The attraction to all things textiles is a strong one for me. Long before I trained as a textile artist and fashion designer, I sewed, knit, quilted, embroidered, and crocheted. (My parents refused to support my clothing "habit", so I started sewing my own at age 13.) Long after my training and a career switch out of designing, I remain a serial knitter, and a lover of fiber work. I also love the community that often forms among women who work with their hands in the multi-media of fiber. These communities have American traditions of quilting bees, sewing circles, knitting store gatherings, this decade’s Stitch ‘n Bitch groups, and most recently Knitta, an activist group which embellishes public structures with knitted cozies.
When looking through work at Artful Home, which I’m lucky enough to have to do as part of my work, I was struck by some commonalities in work – by women artists – referencing Amish quilts.

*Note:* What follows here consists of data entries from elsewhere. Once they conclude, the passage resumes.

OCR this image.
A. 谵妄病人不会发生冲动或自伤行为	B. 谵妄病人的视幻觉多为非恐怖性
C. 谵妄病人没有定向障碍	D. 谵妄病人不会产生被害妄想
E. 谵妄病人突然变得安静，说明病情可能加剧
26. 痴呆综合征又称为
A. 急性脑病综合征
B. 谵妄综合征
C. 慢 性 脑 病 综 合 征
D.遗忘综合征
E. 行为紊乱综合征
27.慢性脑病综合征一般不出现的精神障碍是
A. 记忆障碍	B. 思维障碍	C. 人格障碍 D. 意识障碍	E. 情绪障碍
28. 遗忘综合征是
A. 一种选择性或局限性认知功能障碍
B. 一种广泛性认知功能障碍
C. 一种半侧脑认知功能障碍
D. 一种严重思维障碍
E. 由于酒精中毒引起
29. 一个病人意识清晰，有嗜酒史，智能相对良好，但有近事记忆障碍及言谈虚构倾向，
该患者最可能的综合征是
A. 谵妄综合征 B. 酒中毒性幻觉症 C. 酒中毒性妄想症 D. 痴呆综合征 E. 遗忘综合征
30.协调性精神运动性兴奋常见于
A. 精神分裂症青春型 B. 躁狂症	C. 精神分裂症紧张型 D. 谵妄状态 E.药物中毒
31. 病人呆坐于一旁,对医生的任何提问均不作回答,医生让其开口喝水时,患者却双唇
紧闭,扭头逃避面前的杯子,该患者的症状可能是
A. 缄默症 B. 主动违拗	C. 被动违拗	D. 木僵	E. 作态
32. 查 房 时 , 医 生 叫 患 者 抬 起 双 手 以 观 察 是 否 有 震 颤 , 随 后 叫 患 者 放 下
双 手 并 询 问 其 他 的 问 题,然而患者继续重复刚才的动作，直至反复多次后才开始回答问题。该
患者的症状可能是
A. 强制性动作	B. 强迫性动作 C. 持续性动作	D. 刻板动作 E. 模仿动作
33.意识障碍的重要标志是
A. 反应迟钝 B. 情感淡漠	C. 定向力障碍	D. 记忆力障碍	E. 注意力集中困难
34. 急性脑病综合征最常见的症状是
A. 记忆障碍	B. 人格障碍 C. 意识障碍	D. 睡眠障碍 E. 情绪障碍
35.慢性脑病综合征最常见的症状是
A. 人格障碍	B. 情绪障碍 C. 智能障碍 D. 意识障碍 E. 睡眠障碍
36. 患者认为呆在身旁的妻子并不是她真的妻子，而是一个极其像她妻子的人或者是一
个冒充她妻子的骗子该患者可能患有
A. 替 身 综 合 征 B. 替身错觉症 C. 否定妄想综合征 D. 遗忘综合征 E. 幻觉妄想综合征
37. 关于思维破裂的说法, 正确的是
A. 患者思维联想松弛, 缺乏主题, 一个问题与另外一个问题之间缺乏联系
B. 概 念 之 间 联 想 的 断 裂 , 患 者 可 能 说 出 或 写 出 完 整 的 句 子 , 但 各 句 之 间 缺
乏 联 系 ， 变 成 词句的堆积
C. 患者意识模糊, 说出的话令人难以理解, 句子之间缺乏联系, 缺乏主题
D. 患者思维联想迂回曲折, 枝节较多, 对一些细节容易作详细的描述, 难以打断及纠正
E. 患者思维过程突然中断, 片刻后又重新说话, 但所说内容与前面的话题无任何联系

Amish quilts seem to strike a chord in so many people. For me, the idea of women whose lifestyle demands sobriety creating quilts which reek of exuberance is as compelling a part of the attraction to these quilts as is their dazzling beauty. To create these quilts requires a willingness to “color outside the lines” while maintaining a semblance of order. (Hmm - kind of like the approach of the quilters from Gee's Bend, Alabama.) So when I see these Amish quilts, as I did recently at the DeYoung Museum in San Francisco, I see communities of women, united in purpose, following their own rules, creating things of beauty – their way. Women's work, indeed!